L’affaire est entendue : les élections municipales ne sont pas des élections comme les autres, dont on pourrait tirer des enseignements nationaux sans prendre de sérieuses précautions. Comme le soulignaient déjà les politistes Jean-Louis Briquet et Frédéric Sawicki à la fin des années 1980, le local « possède son épaisseur propre, sa dimension spécifique ». Il y a ainsi des villes qui votent à gauche aux élections nationales mais se tournent plutôt à droite lors des élections municipales – et réciproquement.
A un an de la prochaine présidentielle, il est cependant difficile de résister à la tentation de lire ces résultats à l’aune des rapports de force nationaux. Les responsables politiques ne s’y trompent pas : chacun s’efforce d’y déceler des signaux, d’y projeter des dynamiques, voire d’y construire un récit favorable à son camp. Les réactions des uns et des autres en témoignent : Gabriel Attal, président de Renaissance, met en avant un doublement du « nombre d’élus locaux » de son parti ; Manuel Bompard, coordinateur de La France insoumise (LFI), salue une « entrée fracassante » de son mouvement dans les conseils municipaux ; Bruno Retailleau, président des Républicains, affirme quant à lui que « la bataille a été gagnée ». Mais qu’en est-il réellement ?

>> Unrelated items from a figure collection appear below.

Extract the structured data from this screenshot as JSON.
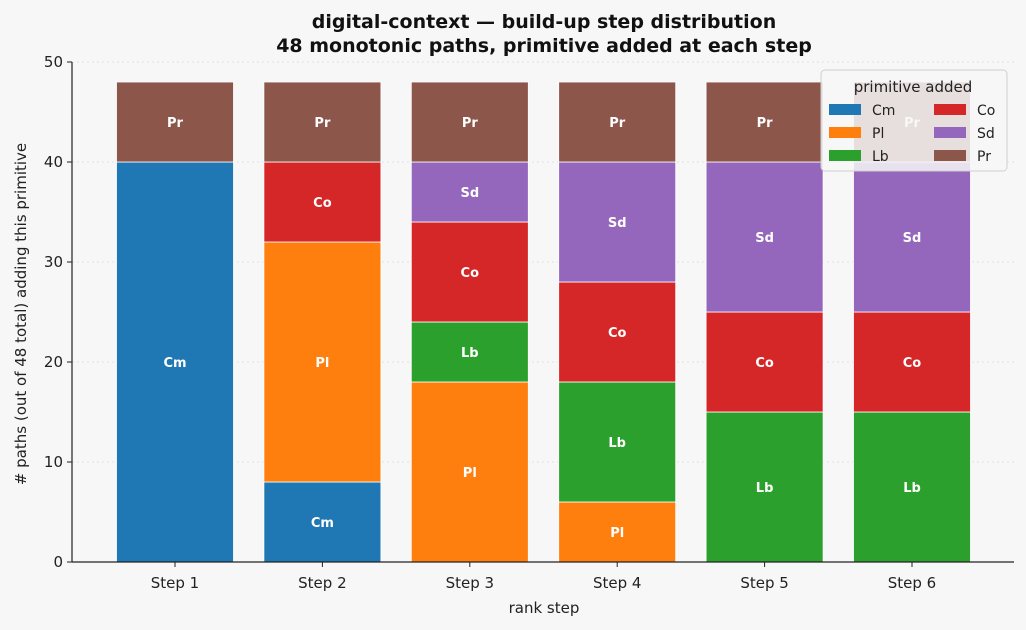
{
  "chart_data": {
    "type": "bar",
    "stacked": true,
    "title_line1": "digital-context — build-up step distribution",
    "title_line2": "48 monotonic paths, primitive added at each step",
    "xlabel": "rank step",
    "ylabel": "# paths (out of 48 total) adding this primitive",
    "categories": [
      "Step 1",
      "Step 2",
      "Step 3",
      "Step 4",
      "Step 5",
      "Step 6"
    ],
    "ylim": [
      0,
      50
    ],
    "yticks": [
      0,
      10,
      20,
      30,
      40,
      50
    ],
    "grid": true,
    "legend_title": "primitive added",
    "legend_position": "top-right",
    "series": [
      {
        "name": "Cm",
        "color": "#1f77b4",
        "values": [
          40,
          8,
          0,
          0,
          0,
          0
        ]
      },
      {
        "name": "Pl",
        "color": "#ff7f0e",
        "values": [
          0,
          24,
          18,
          6,
          0,
          0
        ]
      },
      {
        "name": "Lb",
        "color": "#2ca02c",
        "values": [
          0,
          0,
          6,
          12,
          15,
          15
        ]
      },
      {
        "name": "Co",
        "color": "#d62728",
        "values": [
          0,
          8,
          10,
          10,
          10,
          10
        ]
      },
      {
        "name": "Sd",
        "color": "#9467bd",
        "values": [
          0,
          0,
          6,
          12,
          15,
          15
        ]
      },
      {
        "name": "Pr",
        "color": "#8c564b",
        "values": [
          8,
          8,
          8,
          8,
          8,
          8
        ]
      }
    ],
    "legend_order": [
      "Cm",
      "Co",
      "Pl",
      "Sd",
      "Lb",
      "Pr"
    ]
  }
}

La gauche, qui a relevé la tête lors des dernières municipales, en 2020, six ans après la « vague bleue » de 2014, pourra capitaliser sur le maintien à gauche de Paris, de Lyon et de Marseille, mais, au-delà, l’équation semble nettement plus délicate. Il y a d’abord le basculement de grandes villes historiquement ancrées à gauche, à l’image de Poitiers, de Besançon ou de Clermont-Ferrand. Mais il y a, surtout, les difficultés rencontrées en dehors des grandes agglomérations urbaines. Dans les villes petites et moyennes, la gauche municipale enregistre un recul inédit.
Les socialistes et communistes se retrouvent ainsi dans une situation plus fragile qu’il y a douze ans, sans que LFI ou Les Ecologistes viennent prendre le relais. Les bascules d’Aurillac, remportée par la droite dès le premier tour, du Creusot [Saône-et-Loire], de Cherbourg-en-Cotentin [Manche], toutes trois à gauche depuis les années 1970, et de Tulle, fief de François Hollande, en témoignent. A Brest [Finistère], où François Cuillandre était maire depuis 2001, la défaite a également une coloration particulière, tout comme à Vierzon [Cher], où le Parti communiste français cède la mairie à l’extrême droite.